There is nothing sexier than a man who drives...
That's it. It's not about a quarter-million dollars of Italian horsepower, nor an auto straight off the autobahn, nor a throbbing piece of Detroit muscle. Show me a guy who pilots whatever chariot he's in like a smooth operator, and I'll show you hot. This, of course, opens up the running to anyone who drives, whether it's a pickup or a Prius, a Rolls or a Smartie. You can leap to the front of the line without spending another dime.
Merge like Matisse. I wish I could relate just how nice it is to see a man merge on to a highway with finesse. He notes traffic flow from the top of the ramp, he seamlessly gets up to speed, and he merges like an artist instead of like Roger Ramjet.
Hold the (car) door for another. The same way we note how you speak to waiters, talk about your mom or trash your ex, we watch your road manners. That ability to let someone in? It speaks volumes about your patience. Let that other driver have the parking spot? Allow pedestrians time to safely cross? There's a generosity of spirit in those acts that relates more about your personality than a Match.com questionnaire ever could.
Keep your eyes on the real prize. Regardless of the scintillating conversation taking place in the car, you never reduce your concentration on the road. That red light coming up? You've already picked it up, and have begun adjusting your speed and vehicle placement. You'll never even spill my coffee, let alone plunge me through the windshield.
No sudden moves. Pedal stomping is for amateurs, and your ability to smoothly squeeze both throttle and brake rather than trounce on them speaks to maturity and self-control. Drag racing is fun to watch from the stands, less so from the passenger seat.

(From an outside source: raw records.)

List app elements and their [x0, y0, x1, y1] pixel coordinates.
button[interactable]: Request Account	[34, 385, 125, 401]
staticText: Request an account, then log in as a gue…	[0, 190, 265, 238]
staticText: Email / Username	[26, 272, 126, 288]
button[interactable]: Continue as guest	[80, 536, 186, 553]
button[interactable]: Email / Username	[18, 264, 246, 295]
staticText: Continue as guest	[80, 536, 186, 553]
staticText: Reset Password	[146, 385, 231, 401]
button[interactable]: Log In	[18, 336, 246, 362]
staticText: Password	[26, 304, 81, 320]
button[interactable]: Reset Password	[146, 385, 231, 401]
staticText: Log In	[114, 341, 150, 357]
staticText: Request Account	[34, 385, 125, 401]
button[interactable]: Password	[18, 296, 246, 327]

Being stubborn may be good at an auction, but it's really not great on the highway. Perhaps you feel like a reverse Moses, with all that traffic parting around you as you cling to "your" lane. Yes, you technically do own the road, but so do all those other people. There's a reason mules can't reproduce.
Know your place. Please don't pull up to a building in the fire zone, snap on your hazards and say you'll just be a minute. Same for double parking, same for taking a handicapped spot. Letting me know there is no one more important to you than well, you, tells me all I need to know about how you treat others in your world.
Send out the right signal. Using your turn indicator is a not a sign of weakness, it is polite. Running with scissors may make you a leader in other forums, but playing well with others makes our roads safer. Co-ordinating your actions when you drive so other drivers can predict what you're doing may take away the element of surprise, but I'm totally okay with that.
I think we just missed our exit. But this doesn't matter of course, because you already know you can always get to there from here, regardless of where here is. An extra few minutes to loop back safely is so much more attractive than zipping across three live lanes of traffic, or worse yet, executing the deadly highway back-up. Solving the missed exit scenario is a sneak peek into how you cope when things don't go your way. I won't be cutting you much slack for tantrums; you already have a mother.
Since no car yet has total autopilot, I'm going to assume if you're making conversation and gesticulating wildly that we are indeed doomed to crash, or at the very least be subjected to the infamous flub and tug: when you finally notice your error and overcorrect. You can gaze deeply into my eyes another time – keep your jazz hands on the wheel.
This too shall pass. The sure-fire sign of a secure man? Allowing the highway weavers and dodgers to pass. Being held hostage to an angry driver's quest to settle an imaginary score is annoying at best, and terrifying at worst. To paraphrase an adage: never race a fool, for the audience won't know who he is.
See how easy it is to rocket up the desirability scale? Oh, and all of the above? Totally true for women, too.